I finished all of my Holiday baking last week and my cards just went out in the mail. I’m starting to feel prepared for the season! There is definitely no more need for sweets in this house right now, but darn it I still crave a warm cookie with tea on these cold nights. So I decided a much healthier and more guilt free cookie would be just the ticket. These carrot ginger cookies were simple to make and have no butter or sugar. They use coconut oil and molasses for a really soft, cakey texture.

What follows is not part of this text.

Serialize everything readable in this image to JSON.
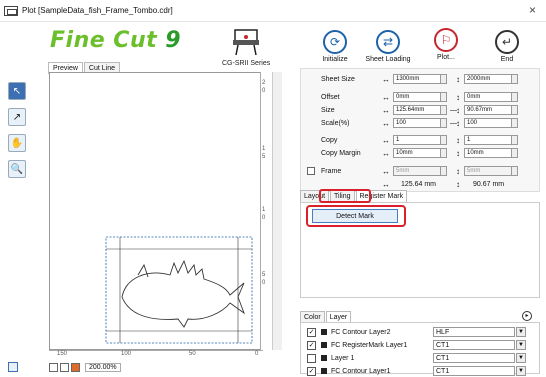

Oh my goodness, I couldn’t believe these were healthy carrot ginger cookies. I didn’t miss the butter or sugar at all. They were so soft, warmly spiced and not overly sweet. They were a fantastic break from all of the treats I’ve been baking without completely denying my sweet tooth. Hope you all love them too!
These are such warmly spiced carrot ginger cookies that are pretty guilt free! They're cakey and substantial with lots of oats and coconut oil.
- 1 1/4 cups old fashioned oats
- 1/2 cup all-purpose flour
- 2 teaspoons baking powder
- 2 teaspoons cinnamon
- 1 teaspoon ground ginger
- 1/4 teaspoon cloves
- 1/4 teaspoon nutmeg
- 1 pinch salt
- 1/2 cup coconut oil melted
- 1/2 cup molasses
- 2 whole eggs
- 1 teaspoon vanilla extract
- 3/4 cup grated carrot from about 4 carrots
- 1/2 teaspoon grated fresh ginger
- Combine the oats, flour, baking powder, cinnamon, ground ginger, cloves, nutmeg and salt in a bowl and whisk them all together well. Set the bowl aside. Then get out a stand mixer fitted with the paddle attachment and beat the coconut oil and molasses together in it. Add in each egg one at a time, followed by the vanilla. Then slowly add in the dry ingredients until it all disappears into the liquid. Turn off the mixer and switch to a spatula to fold in the grated carrot and fresh ginger. Put the cookie dough in the refrigerator to chill for 25 minutes.
- When the 25 minutes is up, pre-heat the oven to 350 and line two sheet pans with silicone mats. Use a 1.5 inch cookie scoop to scoop 12 perfect little mounds of dough onto each sheet. Then gently press each mound down to flatten the cookie. Bake them for about 15 minutes, until set and slightly crisp around the edges. Let them cool for about 10 minutes on the sheets, then transfer them gently with a spatula to cooking racks to finish cooling. They will be a little soft and flimsy, so that is why the spatula is necessary. Enjoy them immediately or pack them in containers for later.